Video diffusion models achieve strong frame-level fidelity but still struggle with motion coherence, dynamics, and realism, often producing jitter, ghosting, or implausible dynamics. A key limitation is that the standard denoising MSE objective provides no direct supervision on temporal consistency, so low-loss predictions can still exhibit poor motion.

We introduce MoGAN, a motion-centric post-training framework that improves motion realism without reward models or human preference data. Built on a 3-step distilled video diffusion model, we train a DiT-based optical-flow discriminator to distinguish real versus generated motion, coupled with a distribution-matching regularizer to preserve visual fidelity.

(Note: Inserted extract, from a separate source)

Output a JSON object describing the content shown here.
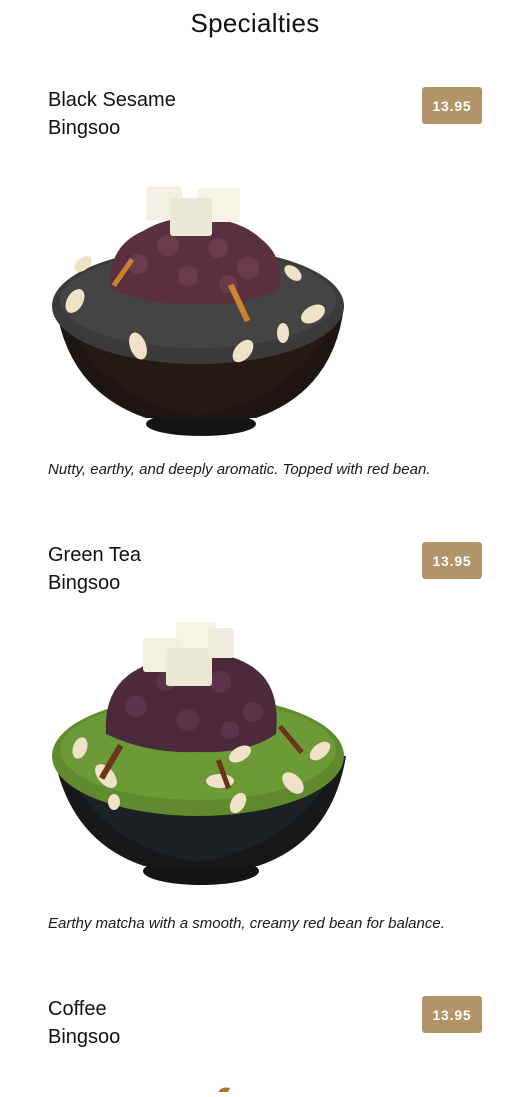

Applied to Wan2.1-T2V-1.3B, our 3-step model delivers better motion quality and comparable visual quality compared with the 50-step baseline, while running over fifteen times faster. On VBench, our method improves smoothness (+0.6%) and significantly restores dynamics degree compared with the distilled model (+15.7% versus DMD), achieving the highest motion score (0.960 versus 0.915 for the 50-step model). Similar improvements are observed on VideoJAM-Bench.

A human evaluation further shows that our model is preferred for motion (52% versus 38% for the 50-step model, 56% versus 29% for DMD) and visual quality. Overall, our approach substantially improves motion realism without sacrificing visual fidelity or efficiency.

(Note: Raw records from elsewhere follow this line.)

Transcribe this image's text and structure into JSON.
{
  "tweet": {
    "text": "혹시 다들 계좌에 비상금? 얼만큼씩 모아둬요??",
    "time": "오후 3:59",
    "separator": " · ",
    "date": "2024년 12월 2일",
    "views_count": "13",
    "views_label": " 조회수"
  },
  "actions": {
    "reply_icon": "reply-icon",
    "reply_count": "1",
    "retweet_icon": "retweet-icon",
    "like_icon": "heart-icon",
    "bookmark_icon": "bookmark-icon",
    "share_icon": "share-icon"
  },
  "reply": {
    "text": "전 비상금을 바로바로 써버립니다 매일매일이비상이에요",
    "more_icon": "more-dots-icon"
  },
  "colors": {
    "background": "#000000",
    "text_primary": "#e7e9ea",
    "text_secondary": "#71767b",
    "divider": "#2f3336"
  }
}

Wan2.1-T2V-1.3B (50 steps) - DMD (3 steps) - Ours (3 steps)

a person swimming in ocean

WAN2.1 FULL (50 STEPS)
DMD-3
MOGAN (OURS)

a car turning a corner

WAN2.1 FULL (50 STEPS)
DMD-3
MOGAN (OURS)

A woman performing an intricate dance on stage, illuminated by a single spotlight in the first frame. The woman dances Argentine flamenco.

WAN2.1 FULL (50 STEPS)
DMD-3
MOGAN (OURS)
Method

MoGAN Motion Adversarial Post-Training

MoGAN augments a distilled few-step video diffusion model with a motion-focused adversarial objective in optical-flow space. A DiT-based discriminator operates on RAFT flow fields of real and generated videos, while a distribution-matching regularizer preserves the original model’s appearance distribution.

MoGAN pipeline illustration
Overall pipeline of MoGAN. The few-step generator produces videos that are converted to optical flow and scored by a DiT-based motion discriminator, combined with a distribution-matching regularizer.
Quantitative Results

Motion and Visual Quality

On VBench and VideoJAM-Bench, MoGAN significantly improves motion smoothness and dynamics score over the distilled baseline, while maintaining or slightly improving frame quality metrics compared with the original 50-step model.

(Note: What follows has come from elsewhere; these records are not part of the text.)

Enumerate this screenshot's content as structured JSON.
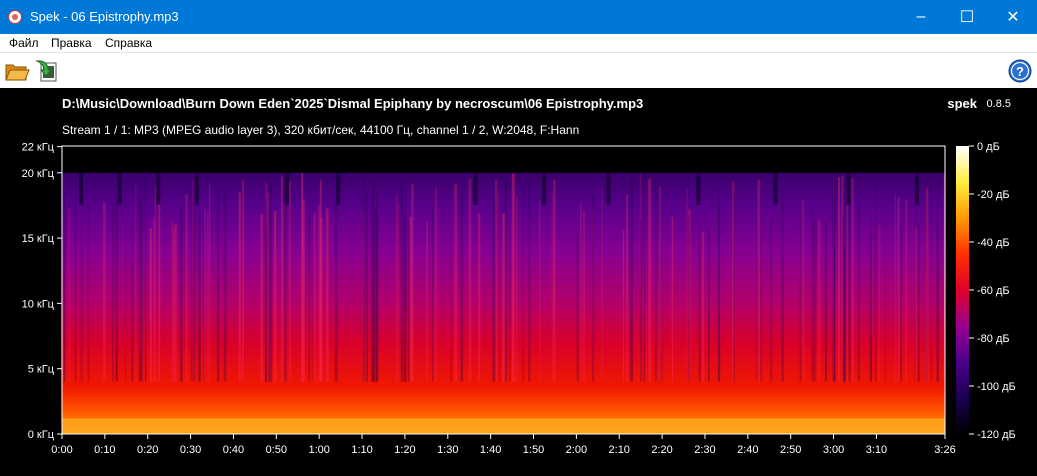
{
  "window": {
    "title": "Spek - 06 Epistrophy.mp3"
  },
  "window_controls": {
    "minimize": "–",
    "maximize": "☐",
    "close": "✕"
  },
  "menu": {
    "items": [
      {
        "label": "Файл"
      },
      {
        "label": "Правка"
      },
      {
        "label": "Справка"
      }
    ]
  },
  "toolbar": {
    "icons": [
      "open-folder-icon",
      "save-image-icon",
      "help-icon"
    ]
  },
  "viewer": {
    "file_path": "D:\\Music\\Download\\Burn Down Eden`2025`Dismal Epiphany by necroscum\\06 Epistrophy.mp3",
    "app_name": "spek",
    "app_version": "0.8.5",
    "stream_info": "Stream 1 / 1: MP3 (MPEG audio layer 3), 320 кбит/сек, 44100 Гц, channel 1 / 2, W:2048, F:Hann"
  },
  "chart_data": {
    "type": "heatmap",
    "title": "",
    "xlabel": "",
    "ylabel": "",
    "x_ticks": [
      "0:00",
      "0:10",
      "0:20",
      "0:30",
      "0:40",
      "0:50",
      "1:00",
      "1:10",
      "1:20",
      "1:30",
      "1:40",
      "1:50",
      "2:00",
      "2:10",
      "2:20",
      "2:30",
      "2:40",
      "2:50",
      "3:00",
      "3:10",
      "3:26"
    ],
    "x_tick_seconds": [
      0,
      10,
      20,
      30,
      40,
      50,
      60,
      70,
      80,
      90,
      100,
      110,
      120,
      130,
      140,
      150,
      160,
      170,
      180,
      190,
      206
    ],
    "xlim": [
      0,
      206
    ],
    "y_ticks": [
      "0 кГц",
      "5 кГц",
      "10 кГц",
      "15 кГц",
      "20 кГц",
      "22 кГц"
    ],
    "y_tick_khz": [
      0,
      5,
      10,
      15,
      20,
      22
    ],
    "ylim": [
      0,
      22.05
    ],
    "lowpass_cutoff_khz": 20,
    "colorbar_ticks": [
      "0 дБ",
      "-20 дБ",
      "-40 дБ",
      "-60 дБ",
      "-80 дБ",
      "-100 дБ",
      "-120 дБ"
    ],
    "colorbar_db": [
      0,
      -20,
      -40,
      -60,
      -80,
      -100,
      -120
    ],
    "color_range_db": [
      -120,
      0
    ],
    "colormap": [
      "#000000",
      "#1a0050",
      "#4b008c",
      "#9a0090",
      "#e0002a",
      "#ff3000",
      "#ff9900",
      "#ffee40",
      "#ffffff"
    ],
    "grid": false
  }
}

MoGAN quantitative results table
Summary of quantitative results on VBench and VideoJAM-Bench, including motion smoothness, dynamics degree, and visual quality metrics for Wan2.1 full-step, DMD-distilled, and MoGAN.
Human Evaluation

Preference for Motion and Visual Quality

We conduct a human study comparing MoGAN with both the 50-step Wan2.1 model and the distilled DMD baseline. Annotators consistently prefer MoGAN for motion realism and also for overall visual quality, confirming that the motion-focused adversarial training does not sacrifice perceptual fidelity.

MoGAN human evaluation results
Human preference study showing win–tie–lose rates for MoGAN against 50-step Wan2.1 and DMD, across motion quality, visual quality, and text alignment.